New oil discoveries on the North Slope are fueling hope for the pipeline’s future.
“I think we could go for another 40 years. At least another 40 years, with the pipeline, with the reserves that do have on the North Slope,” said Carl Portman of the Resource Development Council. “They estimate that with offshore areas and on-shore areas, there could be as much as 40 to 50 billion barrels of oil remaining in place, in the Alaska arctic.”
Environmentalists, who generally praise the pipeline’s safety record during its first 40 years, have concerns about overconfidence moving forward.
“In terms of complacency, you can go a certain number of years and people will say, ' What's the big deal? We haven't had any incidents. Why should we worry about it?'" said Kristin Carpenter, executive director of the Copper River Watershed Project. "And that is complacency in a nutshell. You know, we should worry about it, because the systems are ageing.”
Groups that serve as watchdogs for the pipeline point to the system’s darkest hours - the Exxon Valdez oil spill - as a warning, about the potential for disaster.
“It's really important that we maintain our levels of safety, and not let complacency creep back into the system,” said Brooke Taylor, spokesperson for the Prince William Sound Citizens’ Advisory Council. “We know complacency was a huge factor that lead to the Exxon Valdez oil spill.”
Alyeska Pipeline says combating complacency through training, and placing safety as the top priority, is a never-ending part of the company culture.
“Our approach to work is really one of never really relying on 'We've always done it this way,'" said Rod Hanson, senior vice president for operations and maintenance.
Betsy Haines, Alyeska Pipeline’s senior engineering director, said, “Certainly Exxon Valdez was not our proudest moment, but I think, in every case, we've learned.
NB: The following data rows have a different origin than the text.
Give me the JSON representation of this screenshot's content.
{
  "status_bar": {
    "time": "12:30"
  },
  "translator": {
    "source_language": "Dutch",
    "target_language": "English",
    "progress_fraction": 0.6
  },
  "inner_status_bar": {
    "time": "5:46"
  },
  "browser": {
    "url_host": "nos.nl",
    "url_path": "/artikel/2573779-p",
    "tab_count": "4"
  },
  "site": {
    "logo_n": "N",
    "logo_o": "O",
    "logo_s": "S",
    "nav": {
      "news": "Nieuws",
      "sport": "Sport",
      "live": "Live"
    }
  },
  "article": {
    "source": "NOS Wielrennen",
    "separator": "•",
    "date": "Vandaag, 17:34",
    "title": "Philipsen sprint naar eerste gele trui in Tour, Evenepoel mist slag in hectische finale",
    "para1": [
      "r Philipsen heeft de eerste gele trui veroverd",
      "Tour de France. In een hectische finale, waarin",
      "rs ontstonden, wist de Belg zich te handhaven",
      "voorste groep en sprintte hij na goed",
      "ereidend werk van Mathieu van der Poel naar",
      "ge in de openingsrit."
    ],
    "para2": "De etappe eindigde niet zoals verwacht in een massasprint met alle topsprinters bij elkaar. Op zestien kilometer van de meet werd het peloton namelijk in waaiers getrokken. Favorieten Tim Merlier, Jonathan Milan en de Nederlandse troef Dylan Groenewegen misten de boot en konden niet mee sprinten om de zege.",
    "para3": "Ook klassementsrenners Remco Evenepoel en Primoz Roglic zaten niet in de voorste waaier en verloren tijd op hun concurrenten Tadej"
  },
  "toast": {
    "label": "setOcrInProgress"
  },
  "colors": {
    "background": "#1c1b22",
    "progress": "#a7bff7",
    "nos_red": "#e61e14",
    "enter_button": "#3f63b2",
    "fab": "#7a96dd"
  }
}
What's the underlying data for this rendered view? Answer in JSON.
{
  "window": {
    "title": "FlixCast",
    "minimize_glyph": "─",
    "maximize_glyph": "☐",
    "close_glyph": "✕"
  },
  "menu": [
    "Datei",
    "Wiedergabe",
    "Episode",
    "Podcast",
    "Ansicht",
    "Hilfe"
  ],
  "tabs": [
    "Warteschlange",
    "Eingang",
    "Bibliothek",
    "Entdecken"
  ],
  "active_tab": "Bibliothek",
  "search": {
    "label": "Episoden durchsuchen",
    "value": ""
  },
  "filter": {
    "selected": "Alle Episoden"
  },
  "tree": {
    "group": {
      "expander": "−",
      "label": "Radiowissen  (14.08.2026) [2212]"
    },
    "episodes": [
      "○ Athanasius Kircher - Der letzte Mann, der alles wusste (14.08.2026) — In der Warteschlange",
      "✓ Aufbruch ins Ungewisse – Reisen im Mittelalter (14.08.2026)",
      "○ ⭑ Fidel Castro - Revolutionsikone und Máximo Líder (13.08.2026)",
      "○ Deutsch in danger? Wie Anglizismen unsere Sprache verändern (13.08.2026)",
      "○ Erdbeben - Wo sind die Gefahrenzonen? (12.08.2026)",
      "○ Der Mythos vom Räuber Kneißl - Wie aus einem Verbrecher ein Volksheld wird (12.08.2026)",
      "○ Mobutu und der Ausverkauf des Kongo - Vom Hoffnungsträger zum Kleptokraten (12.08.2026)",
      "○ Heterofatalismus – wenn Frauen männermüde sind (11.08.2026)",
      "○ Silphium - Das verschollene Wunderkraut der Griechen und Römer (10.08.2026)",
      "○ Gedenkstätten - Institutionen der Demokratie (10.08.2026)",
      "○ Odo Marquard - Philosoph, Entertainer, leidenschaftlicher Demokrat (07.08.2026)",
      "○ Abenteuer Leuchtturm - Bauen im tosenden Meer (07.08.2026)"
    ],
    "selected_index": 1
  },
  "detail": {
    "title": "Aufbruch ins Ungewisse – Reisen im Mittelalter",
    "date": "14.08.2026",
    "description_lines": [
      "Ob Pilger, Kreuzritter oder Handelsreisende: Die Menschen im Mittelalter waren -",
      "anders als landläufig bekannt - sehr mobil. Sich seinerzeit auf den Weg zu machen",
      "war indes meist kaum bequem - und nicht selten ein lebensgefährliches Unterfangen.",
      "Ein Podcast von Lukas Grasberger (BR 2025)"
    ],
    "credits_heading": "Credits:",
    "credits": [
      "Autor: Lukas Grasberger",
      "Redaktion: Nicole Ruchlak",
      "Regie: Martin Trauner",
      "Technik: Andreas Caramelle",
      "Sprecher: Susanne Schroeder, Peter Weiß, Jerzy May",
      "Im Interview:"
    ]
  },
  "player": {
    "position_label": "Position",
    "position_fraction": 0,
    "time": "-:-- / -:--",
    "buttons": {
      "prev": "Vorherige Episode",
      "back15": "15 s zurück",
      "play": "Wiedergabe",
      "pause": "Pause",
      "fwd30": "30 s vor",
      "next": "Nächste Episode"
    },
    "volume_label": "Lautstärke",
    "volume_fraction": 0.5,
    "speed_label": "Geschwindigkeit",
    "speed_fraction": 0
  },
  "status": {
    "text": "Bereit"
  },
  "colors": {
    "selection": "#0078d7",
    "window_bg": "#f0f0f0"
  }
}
When we investigate, we apply the learnings. We apply them forward. We don't make the same mistake twice.”
For the people who operate the Trans Alaska Pipeline today, and those who built it more than 40 years ago, pride flows along with the oil.
Scott Harter, who signed on as a construction worker back in the 1970s, said, “I'm glad it's still running at 40 years. I hope it's got another 40 years left in it.”